On 3 April 2017, the Policing and Crime Act 2017 (the 2017 Act) came into force. Section 178 of the 2017 Act tightened the definition of ‘state detention’ found in section 48 of the Coroners and Justice Act 2009 (the 2009 Act). Specifically, at a time when a person is deprived of his/her liberty under section 4A(3) or (5) or 4B of the Mental Capacity Act 2005, s/he is not considered to be in state detention for the purposes of the 2009 Act.

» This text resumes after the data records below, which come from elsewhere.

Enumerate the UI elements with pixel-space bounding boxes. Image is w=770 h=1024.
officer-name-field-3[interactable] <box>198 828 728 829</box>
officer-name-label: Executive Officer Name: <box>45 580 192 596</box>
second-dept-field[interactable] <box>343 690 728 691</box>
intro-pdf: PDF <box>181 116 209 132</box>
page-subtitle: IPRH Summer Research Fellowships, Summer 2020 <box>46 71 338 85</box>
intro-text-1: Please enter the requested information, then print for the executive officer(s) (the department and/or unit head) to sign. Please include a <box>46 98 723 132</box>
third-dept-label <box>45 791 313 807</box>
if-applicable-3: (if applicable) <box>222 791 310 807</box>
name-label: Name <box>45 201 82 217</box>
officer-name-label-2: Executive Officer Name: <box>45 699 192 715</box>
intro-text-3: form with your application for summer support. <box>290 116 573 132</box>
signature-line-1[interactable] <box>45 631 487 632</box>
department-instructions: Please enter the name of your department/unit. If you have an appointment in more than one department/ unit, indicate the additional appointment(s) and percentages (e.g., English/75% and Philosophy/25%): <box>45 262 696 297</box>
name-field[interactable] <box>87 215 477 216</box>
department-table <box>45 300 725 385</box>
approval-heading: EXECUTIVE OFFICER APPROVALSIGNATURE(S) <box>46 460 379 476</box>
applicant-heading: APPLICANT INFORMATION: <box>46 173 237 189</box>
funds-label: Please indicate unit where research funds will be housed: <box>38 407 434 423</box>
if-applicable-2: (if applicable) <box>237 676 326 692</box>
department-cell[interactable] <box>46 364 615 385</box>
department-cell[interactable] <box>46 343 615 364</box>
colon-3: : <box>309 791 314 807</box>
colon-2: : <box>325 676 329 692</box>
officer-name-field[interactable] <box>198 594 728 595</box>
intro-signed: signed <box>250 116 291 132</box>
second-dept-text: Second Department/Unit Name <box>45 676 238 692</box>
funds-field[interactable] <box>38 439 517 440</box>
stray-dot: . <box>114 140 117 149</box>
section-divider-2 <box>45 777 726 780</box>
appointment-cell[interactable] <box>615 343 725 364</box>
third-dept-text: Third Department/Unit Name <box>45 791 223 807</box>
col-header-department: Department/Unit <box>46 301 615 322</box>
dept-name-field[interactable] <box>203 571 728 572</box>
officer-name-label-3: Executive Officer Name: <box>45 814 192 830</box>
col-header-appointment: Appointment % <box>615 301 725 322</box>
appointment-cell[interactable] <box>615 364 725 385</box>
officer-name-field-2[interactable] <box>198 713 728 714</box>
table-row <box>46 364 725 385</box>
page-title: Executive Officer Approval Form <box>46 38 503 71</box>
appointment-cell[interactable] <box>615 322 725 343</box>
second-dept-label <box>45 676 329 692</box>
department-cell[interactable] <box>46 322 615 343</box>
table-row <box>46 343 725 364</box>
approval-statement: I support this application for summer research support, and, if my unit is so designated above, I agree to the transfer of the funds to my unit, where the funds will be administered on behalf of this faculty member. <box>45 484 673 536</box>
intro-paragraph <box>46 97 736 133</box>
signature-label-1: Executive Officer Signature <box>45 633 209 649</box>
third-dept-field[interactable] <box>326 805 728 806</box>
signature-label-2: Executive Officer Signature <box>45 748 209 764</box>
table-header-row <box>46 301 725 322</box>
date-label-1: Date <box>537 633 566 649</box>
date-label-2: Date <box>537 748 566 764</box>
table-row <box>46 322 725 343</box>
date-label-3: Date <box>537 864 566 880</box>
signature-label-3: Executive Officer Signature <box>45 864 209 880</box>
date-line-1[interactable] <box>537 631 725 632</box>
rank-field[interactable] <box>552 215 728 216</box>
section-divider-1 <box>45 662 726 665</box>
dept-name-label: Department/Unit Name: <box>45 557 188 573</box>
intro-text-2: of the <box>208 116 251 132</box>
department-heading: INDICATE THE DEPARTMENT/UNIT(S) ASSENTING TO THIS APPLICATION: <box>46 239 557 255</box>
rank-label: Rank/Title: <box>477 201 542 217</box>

This is a welcome amendment. Prior to this, and following the publication of the Chief Coroner’s Guidance No 16, all patients who were subject to a deprivation of liberty safeguard (DoLS) authorisation were considered to be in ‘state detention’. Consequently, the coroner had a duty to hold an inquest into the death of every patient who was being deprived of his/her liberty (including those known to have died from natural causes), with a jury being empaneled where the cause of death was unknown and/or unnatural.
The Chief Coroner’s Guidance No16 was criticised in the recent case of R(Ferreira) -v- HM Senior Coroner for Inner South London  EWCA Civ 31 - where the court was asked to consider whether a person who died whilst in the intensive care unit of a hospital was in fact being deprived of her liberty. However, the position remained that, if a person was being de facto deprived of his/her liberty at the time of his/her death, the coroner had a duty to hold an inquest (with a jury if the cause of death was unnatural/unknown).
The current position under the 2017 Act is as follows: if a person is being deprived of his/her liberty and that deprivation is appropriately authorised under the DoLS or by the Court of Protection, the coroner is only required to hold an inquest into the death if the cause of death was violent or unnatural. Additionally, the simple fact of the deceased being deprived of his/her liberty at the time of his/her death will not give rise to a statutory requirement to empanel a jury. In view of the revised position, the chief coroner has issued new guidance: Chief Coroner’s Guidance No 16A.
However, there is a rub. Section 178 applies only to those patients for whom a DoLS authorisation was in place or if the deprivation is authorised by the Court of Protection. If a patient were in fact being deprived of his/her liberty (as was being alleged in the Ferreira case, as before) but no authorisation had been granted, that patient would be considered to be under state detention at the time of his/her death and the coroner would have a duty to hold an inquest (with a jury if the cause of death was unnatural/unknown).
It is important, therefore, that all staff are aware of circumstances which may give rise to a deprivation of liberty and, having identified those circumstances, steps are made to seek appropriate authorisation in a timely manner, either through the DoLS process, or by the authorisation of the Court of Protection.
The key questions for professionals, as identified in Cheshire West and Cheshire Council -v- P  UKSC 19 are:
1. is the person subject to continuous supervision and control; and
2. is the person free to leave?
The additional relevant circumstances identified in the Ferreira case are:
1. Are the restrictions on a person being able to leave due to the patient’s physical condition, or restrictions being imposed by the hospital?
2. Is the treatment being given to the patient without capacity materially different to that which would be given to a patient with capacity in similar circumstances?
3. Are the restrictions in place for the purposes of administering life-saving medical treatment?
It is important that all staff are reminded that the DoLS regime should be considered for all patients who are under restrictions, even if those restrictions are considered to be due to physical constraints, rather than hospital imposed restrictions. Where there is any doubt, assistance should be sought from the healthcare organisation’s legal department.